Brownian adhesive dynamic (BRAD) simulations for modeling viral attachment to cell

Multivalent binding of nanometer particles is a difficult modeling problem. Previous methods have assumed that multivalent binding events can be modeled as well-mixed monovalent reactions. This assumption is known as the equivalent site hypothesis (ESH). This thesis presents the development of Brownian Adhesive Dynamics (BRAD) a simulation method used to test ESH and expand multivalent nanometer particle binding models. The simulation couples the thermal motion of nanometer scale particles with adhesive dynamics models to characterize the effect of bonding on the particle.;Viruses are multivalent nanometer scale particles. Binding of HIV-like particles to CD4 expressing cells is the model system used to illustrate the utility of BRAD. Comparison of the transition rates between bound states predicted by ESH and the rates resulting from BRAD simulations show dramatic differences.
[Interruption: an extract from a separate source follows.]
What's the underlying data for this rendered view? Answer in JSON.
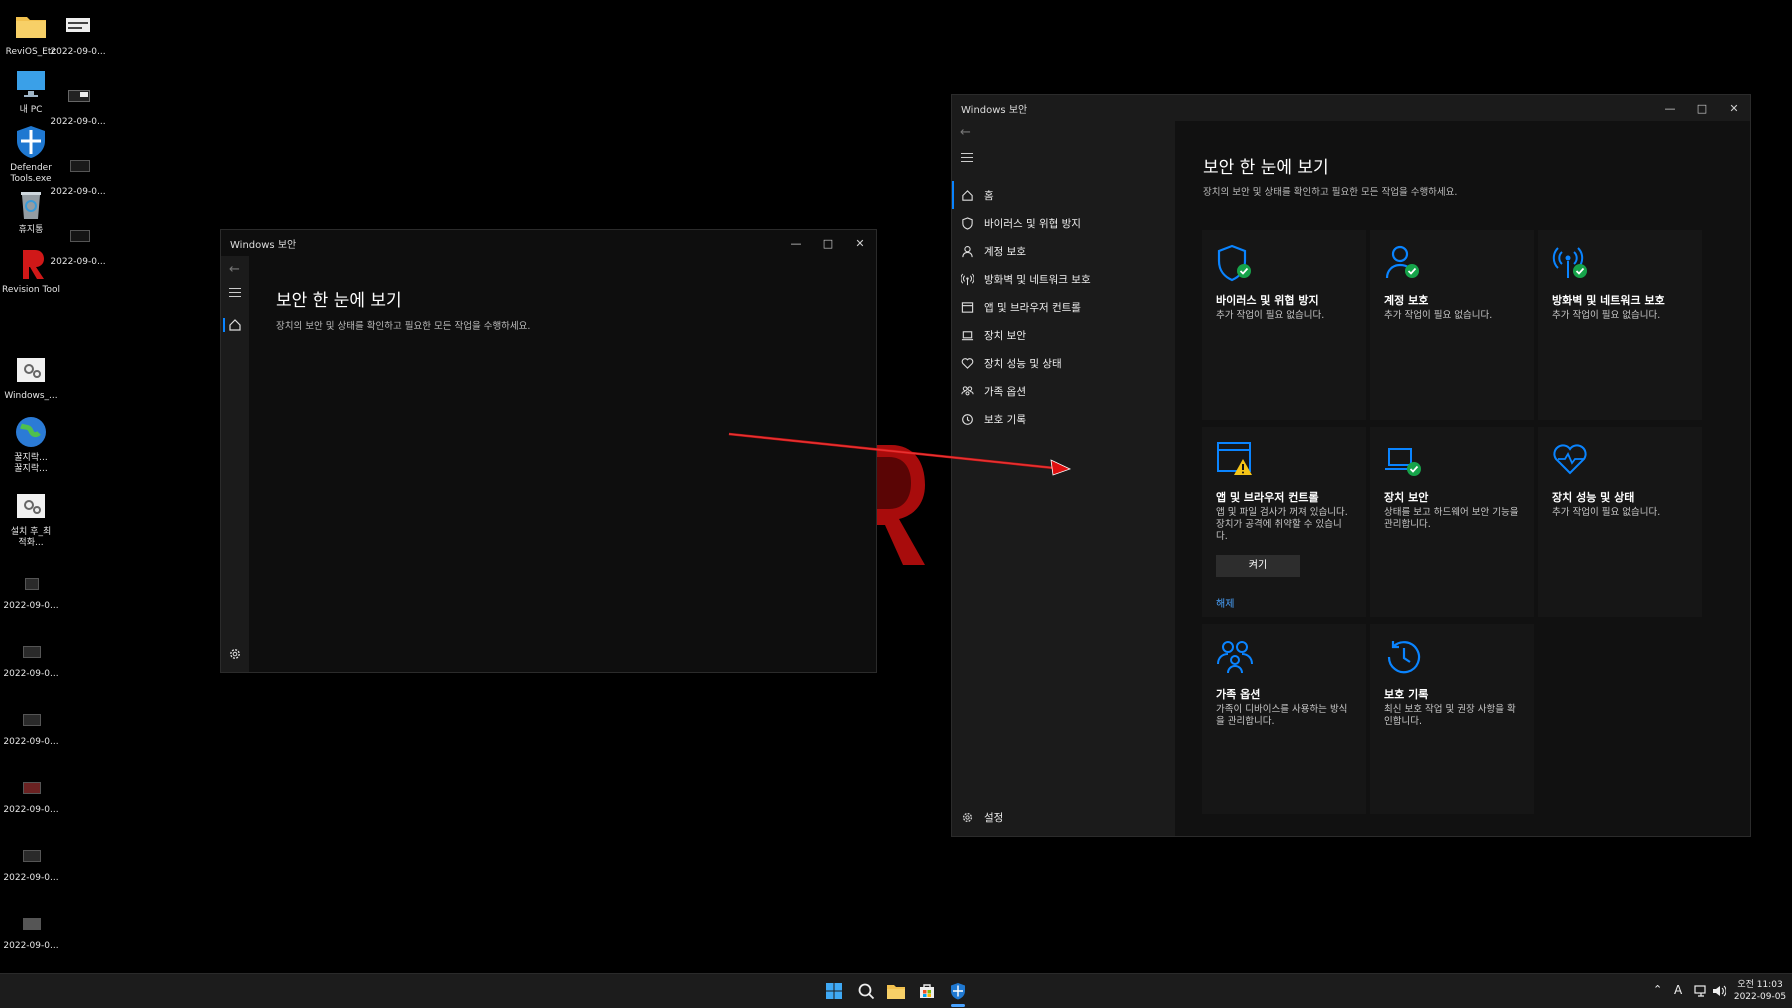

Using kinetic constants from experimentally measured binding between individual gp120 and CD4 molecules, ESH suggests all virus adhesion proteins will be bound (KxRT = 106), while BRAD predicts not all virus adhesion proteins will be bound. At values of the equilibrium crosslinking constant used in typical ESH calculations of virus docking (Kx RT = 1) BRAD simulations predict no binding. The mean bond density from BRAD models is often much lower than that predicted by ESH for equivalent parameter values. BRAD suggests that the viruses are much less well bound than ESH predicts.;The flexibility of BRAD has allowed it to be extended to include the motion of proteins within the cellular membrane. Incorporation of membrane protein diffusion into the model shows that the reaction between ligand and receptor is faster than diffusive transport of receptor. Also, it demonstrates that a successful virus/cell collision is determined well before receptor transport into the contact area can play a role in binding. Lastly, membrane deformation modeling has been coupled with BRAD simulations. Results from these calculations suggest that viruses cannot engineer their own entry into cells, and must trick cells into taking an active role in virus uptake.